My intention is to get the name, location, time of posting, title of the review and the whole review content from the web page (http://www.mouthshut.com/mobile-operators/Reliance-Jio-reviews-925812061).
My code :
from bs4 import BeautifulSoup
from selenium import webdriver
from selenium.webdriver.common.desired_capabilities import DesiredCapabilities
firefox_capabilities = DesiredCapabilities.FIREFOX
firefox_capabilities['marionette'] = True
firefox_capabilities['binary'] = '/etc/firefox'
driver = webdriver.Firefox(capabilities=firefox_capabilities)
driver.get('http://www.mouthshut.com/mobile-operators/Reliance-Jio-reviews-925812061')
soup = BeautifulSoup(driver.page_source,"lxml")
for link in soup.select(".profile"):
try:
profile = link.select("p:nth-of-type(1) a")[0]
profile1 = link.select("p:nth-of-type(2)")[0]
except:pass
print(profile.text,profile1.text)
driver = webdriver.Firefox(capabilities=firefox_capabilities)
driver.get('http://www.mouthshut.com/mobile-operators/Reliance-Jio-reviews-925812061')
soup1 = BeautifulSoup(driver.page_source,"lxml")
for link in soup1.select(".col-10.review"):
try:
profile2 = link.select("small:nth-of-type(1)")[0]
profile3 = link.select("span:nth-of-type(3)")[0]
profile4 = link.select("a:nth-of-type(1)")[0]
except:pass
print(profile2.text,profile3.text,profile4.text)
driver = webdriver.Firefox(capabilities=firefox_capabilities)
driver.get('http://www.mouthshut.com/mobile-operators/Reliance-Jio-reviews-925812061')
soup2 = BeautifulSoup(driver.page_source,"lxml")

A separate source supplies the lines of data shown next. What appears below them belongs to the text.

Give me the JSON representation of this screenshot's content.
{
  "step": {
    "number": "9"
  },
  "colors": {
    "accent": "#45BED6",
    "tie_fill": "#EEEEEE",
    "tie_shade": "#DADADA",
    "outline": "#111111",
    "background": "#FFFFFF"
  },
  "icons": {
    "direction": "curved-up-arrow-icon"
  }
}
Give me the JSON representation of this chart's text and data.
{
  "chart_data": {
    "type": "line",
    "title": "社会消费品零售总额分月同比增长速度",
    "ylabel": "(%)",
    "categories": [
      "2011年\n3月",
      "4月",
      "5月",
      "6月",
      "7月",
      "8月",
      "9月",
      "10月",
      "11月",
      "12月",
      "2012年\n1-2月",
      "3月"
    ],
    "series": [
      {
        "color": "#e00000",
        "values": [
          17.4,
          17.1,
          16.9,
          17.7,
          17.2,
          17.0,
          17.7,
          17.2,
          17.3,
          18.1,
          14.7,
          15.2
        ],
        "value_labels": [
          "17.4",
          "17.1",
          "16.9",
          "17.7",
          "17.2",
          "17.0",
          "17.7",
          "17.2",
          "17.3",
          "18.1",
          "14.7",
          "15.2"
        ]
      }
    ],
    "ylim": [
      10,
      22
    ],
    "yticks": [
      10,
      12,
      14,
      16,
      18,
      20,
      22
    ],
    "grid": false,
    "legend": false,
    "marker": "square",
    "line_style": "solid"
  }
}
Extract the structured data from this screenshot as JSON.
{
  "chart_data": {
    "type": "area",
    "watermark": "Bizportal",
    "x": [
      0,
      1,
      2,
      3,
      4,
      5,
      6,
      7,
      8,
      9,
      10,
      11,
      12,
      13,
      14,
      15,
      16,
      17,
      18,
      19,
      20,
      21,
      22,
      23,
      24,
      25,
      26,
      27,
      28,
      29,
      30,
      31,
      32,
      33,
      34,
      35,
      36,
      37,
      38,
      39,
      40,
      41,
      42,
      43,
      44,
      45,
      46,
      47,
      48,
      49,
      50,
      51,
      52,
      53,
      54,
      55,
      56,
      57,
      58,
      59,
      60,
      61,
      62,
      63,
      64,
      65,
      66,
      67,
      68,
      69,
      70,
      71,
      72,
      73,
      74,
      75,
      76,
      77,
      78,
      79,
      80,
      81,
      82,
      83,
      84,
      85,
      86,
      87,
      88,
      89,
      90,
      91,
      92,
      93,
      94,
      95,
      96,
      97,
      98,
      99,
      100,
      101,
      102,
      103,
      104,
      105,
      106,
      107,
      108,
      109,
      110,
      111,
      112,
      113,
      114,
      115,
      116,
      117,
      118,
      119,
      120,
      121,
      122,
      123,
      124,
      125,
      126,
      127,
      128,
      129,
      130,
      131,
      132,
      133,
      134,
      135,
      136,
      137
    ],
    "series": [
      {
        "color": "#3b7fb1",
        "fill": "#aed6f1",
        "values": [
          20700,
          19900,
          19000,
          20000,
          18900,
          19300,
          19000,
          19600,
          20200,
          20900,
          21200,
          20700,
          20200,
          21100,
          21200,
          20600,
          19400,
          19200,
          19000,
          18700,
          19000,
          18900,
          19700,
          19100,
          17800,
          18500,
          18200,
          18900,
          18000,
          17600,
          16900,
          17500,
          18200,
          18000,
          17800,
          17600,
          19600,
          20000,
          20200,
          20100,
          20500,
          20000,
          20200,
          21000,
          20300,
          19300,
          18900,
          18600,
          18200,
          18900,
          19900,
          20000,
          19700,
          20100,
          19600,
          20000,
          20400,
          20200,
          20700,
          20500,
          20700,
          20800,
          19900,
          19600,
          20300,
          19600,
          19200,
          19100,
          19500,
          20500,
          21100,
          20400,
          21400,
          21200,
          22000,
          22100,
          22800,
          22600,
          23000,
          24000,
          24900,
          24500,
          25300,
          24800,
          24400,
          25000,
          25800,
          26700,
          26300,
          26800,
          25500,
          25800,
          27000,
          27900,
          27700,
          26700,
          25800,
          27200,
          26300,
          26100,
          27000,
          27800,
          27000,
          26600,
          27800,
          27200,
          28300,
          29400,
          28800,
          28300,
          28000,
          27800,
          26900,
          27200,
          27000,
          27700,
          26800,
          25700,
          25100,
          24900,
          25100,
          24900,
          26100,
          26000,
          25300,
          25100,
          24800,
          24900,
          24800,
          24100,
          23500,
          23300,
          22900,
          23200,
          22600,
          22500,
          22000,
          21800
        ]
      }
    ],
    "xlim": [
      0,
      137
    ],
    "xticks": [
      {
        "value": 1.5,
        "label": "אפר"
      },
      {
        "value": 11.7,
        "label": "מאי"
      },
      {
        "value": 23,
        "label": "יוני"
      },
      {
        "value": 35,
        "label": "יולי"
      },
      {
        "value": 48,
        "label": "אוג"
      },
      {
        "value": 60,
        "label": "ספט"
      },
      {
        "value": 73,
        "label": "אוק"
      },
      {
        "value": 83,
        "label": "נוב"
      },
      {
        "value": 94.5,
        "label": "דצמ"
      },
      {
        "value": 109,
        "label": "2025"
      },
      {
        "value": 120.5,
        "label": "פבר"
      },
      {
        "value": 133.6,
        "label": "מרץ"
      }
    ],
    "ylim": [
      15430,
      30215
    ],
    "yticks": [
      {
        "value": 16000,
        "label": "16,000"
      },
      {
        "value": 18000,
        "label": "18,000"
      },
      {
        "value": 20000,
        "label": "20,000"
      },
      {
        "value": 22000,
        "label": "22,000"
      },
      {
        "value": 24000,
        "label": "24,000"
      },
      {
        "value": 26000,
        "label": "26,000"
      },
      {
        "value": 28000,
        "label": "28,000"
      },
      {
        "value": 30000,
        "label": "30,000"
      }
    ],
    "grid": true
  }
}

for link in soup2.select(".more.review"):
try:
containers=page_soup.findAll("div",{"class":"more reviewdata"})
count=len(containers)
for index in range(count):
count1=len(containers[index].p)
for i in range(count1):
profile5 = link.select("p:nth-of-type(i)")[0]
except:pass
print(profile5.text)
driver.quit()
I am getting the output for name, location, time and title of the review but I am unable to get the full review of a user. I would be grateful, if anyone could help me in getting the output for the same, along with the optimization of my code (i.e) I want my code to extract the required data by loading the web page only once. Also, It would be very helpful for me if someone could help me in extracting all the customer reviews of Jio from all the webpages of the website.